England Under-21 coach Michael Johnson has called on football to lead the fight against racism.
The former Derby midfielder believes the game can be a shining light during troubled times.
Johnson joined the Under-21 coaching staff this season as part of the Football Association’s Elite Coach Placement Programme, which aims to solve the challenge of under-representation of BAME coaches.
Teams and players, including Jadon Sancho and Paul Pogba, have sent powerful anti-racism messages following the death of George Floyd in America and, following the protests in the US and around the world, Johnson wants to see football step up.
“The game can really be a power for change,” he said.
“It needs to be become more unified – all clubs, all governing bodies – to really start. In leadership positions, right across the board, whether it’s disability, women and for BAME candidates as well.
“You look right across the governance and it’s lacking. In managerial positions, it’s lacking.
“I hope and pray a lot more organisation right across the game will look at the FA and what we’re doing and start to say, ‘You know what, what are our processes, what are we doing to make it a lot more diverse in our boardrooms, so that we can be a power for change?’

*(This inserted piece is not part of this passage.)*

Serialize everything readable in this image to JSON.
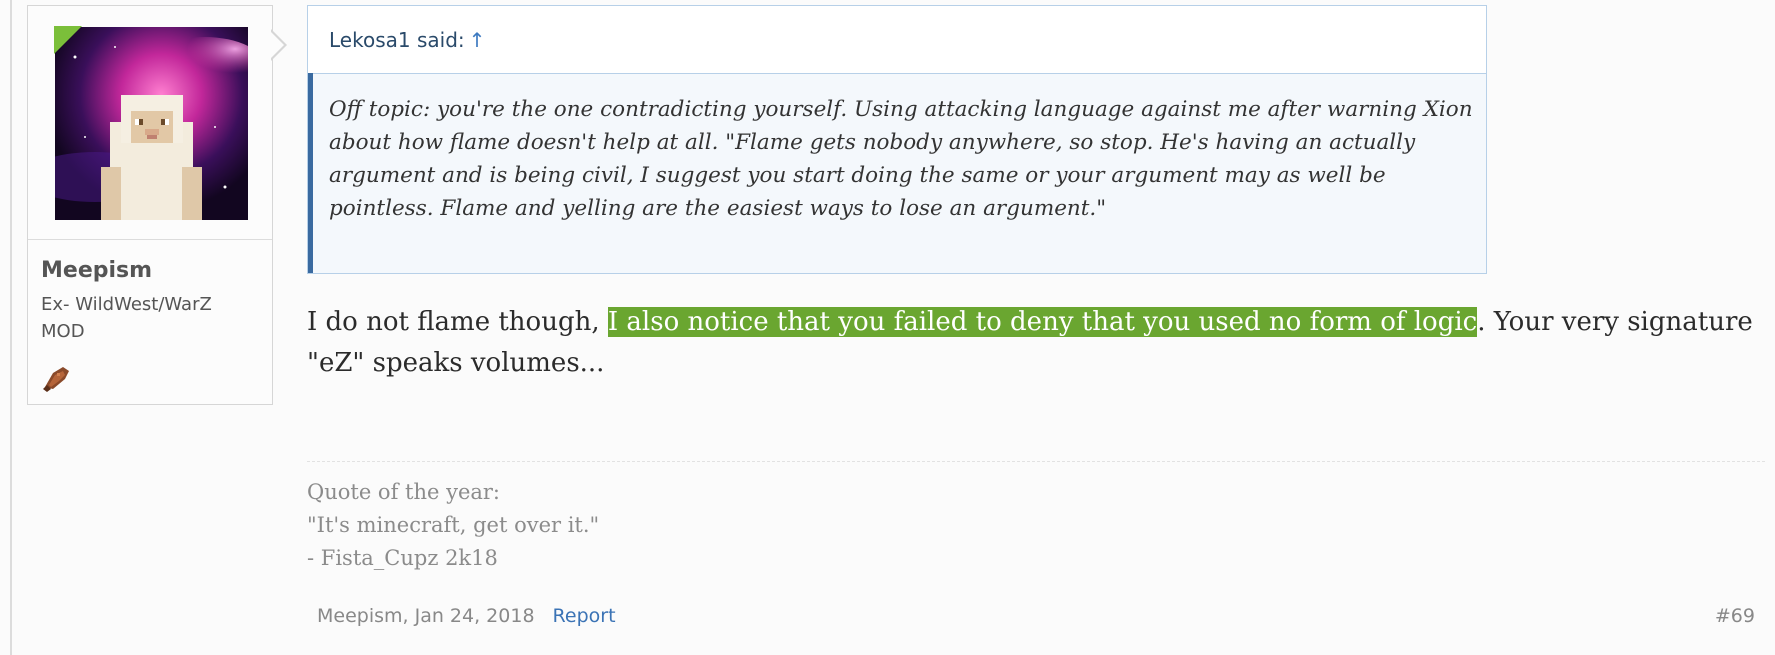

“So that we’re not just saying it, we’re actually doing it.
“There’s a way to go and there’s no getting away from the fact that there’s been a battle and we’re still having to put up with stuff from 30, 40 years ago.
“The fact players are now taking the knees and so many clubs have come out with their own campaigns about racism is already starting to speak volumes about how important this issue is.”
Johnson, 46, guided Guyana to their first ever Gold Cup last year, his first full-time managerial job, and has ambitions to be a sporting director.
He left the South American country last year and has had interviews for sporting director roles.
But the ex-Birmingham star, who helped take them to the Premier League for the first time in 2002, admitted he has found obstacles.
The former Jamaica international said: “The problem I had was I had to go half way round the world to get an opportunity with Guyana. That went really well. The country qualified for the first Gold Cup in its history. That gave me a bit more of a profile.
“But before that, where I wanted to go and where I wanted to be, there was no getting away from the struggles of getting an opportunity to be a manager or sporting director.
“It seemed to be the feasible thing for me to gain more knowledge and experience, to learn from the likes of Aidy (Boothroyd) and Gareth (Southgate) in that environment, even though he is the senior manager.
“Just to be in and around people like that and learn from them is only going to be a benefit to me. This was an absolute no-brainer when it became possible.”